Bradley Lucier 19 Mar 2022 18:59 UTC
After I went through NumPy's array manipulation procedures here:
https://srfi-email.schemers.org/srfi-231/msg/19031902/
I added array-block and generalized array-tile to this SRFI. (I also
fixed a long-standing bug in the sample implementation code to move data
from one array to another that occurred (a) in more than four
dimensions, (b) when moving data to a specialized array, (c) when
checking was needed to see whether the data could be manipulated by the
result array's storage class, (d) when the result array is a subarray of
a larger array, (e) whose first element is not the first element of the
larger array, and (f) whose elements are, nonetheless, stored in
adjacent cells in the body of the array. I missed testing this case
until I tested array-block. I wanted to get that off my chest.)

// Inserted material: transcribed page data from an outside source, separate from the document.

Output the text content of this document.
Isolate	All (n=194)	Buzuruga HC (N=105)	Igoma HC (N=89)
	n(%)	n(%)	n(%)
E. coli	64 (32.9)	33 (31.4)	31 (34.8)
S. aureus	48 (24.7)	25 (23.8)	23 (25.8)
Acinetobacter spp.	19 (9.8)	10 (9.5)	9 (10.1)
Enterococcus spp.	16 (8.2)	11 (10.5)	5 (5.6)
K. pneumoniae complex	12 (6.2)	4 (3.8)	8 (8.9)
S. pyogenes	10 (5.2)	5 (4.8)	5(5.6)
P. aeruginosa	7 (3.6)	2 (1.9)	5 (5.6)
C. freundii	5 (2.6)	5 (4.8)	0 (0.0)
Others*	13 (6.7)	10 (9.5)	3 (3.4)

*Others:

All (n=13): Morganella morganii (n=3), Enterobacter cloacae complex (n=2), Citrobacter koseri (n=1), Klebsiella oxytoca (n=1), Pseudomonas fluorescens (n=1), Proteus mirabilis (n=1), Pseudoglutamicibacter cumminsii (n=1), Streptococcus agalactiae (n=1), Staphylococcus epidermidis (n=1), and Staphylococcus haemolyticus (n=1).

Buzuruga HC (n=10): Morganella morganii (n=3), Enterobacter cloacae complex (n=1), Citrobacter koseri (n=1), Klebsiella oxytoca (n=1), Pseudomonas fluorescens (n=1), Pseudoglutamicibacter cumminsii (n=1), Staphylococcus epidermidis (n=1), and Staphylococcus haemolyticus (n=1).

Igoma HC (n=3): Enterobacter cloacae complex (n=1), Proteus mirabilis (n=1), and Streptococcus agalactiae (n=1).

I don't feel a real need to add anything more from NumPy. That email
has a short implementation of numpy.squeeze and an example about how to
interpret the elements of the body in Fortran, column-major, order. The
CLAPACK library can work with data in row-major order, so I don't see
this as much of a problem for interfacing with LAPACK. NumPy also has
many specialized routines for 2- and 3-dimensional arrays, but they're
special cases.
The only other thing that has been brought up is SRFI 42-style
comprehensions. This SRFI has interval-for-each and array-for-each for
stepping through the multi-indices in an interval or the elements of an
array, and read-pgm in the SRFI document provides an example of building
an array from a stream of data.
I haven't figured out how to do SRFI 42-style comprehensions in a way I
like. A problem (for me) is that the sample implementation seems to
assume stepping through linear data structures (vectors, lists, strings,
ports, ...) and what seems natural in this SRFI are multi-dimensional
data structures; I don't see how to adapt do-ec:do to this situation.
Anyway, I invite further commentary.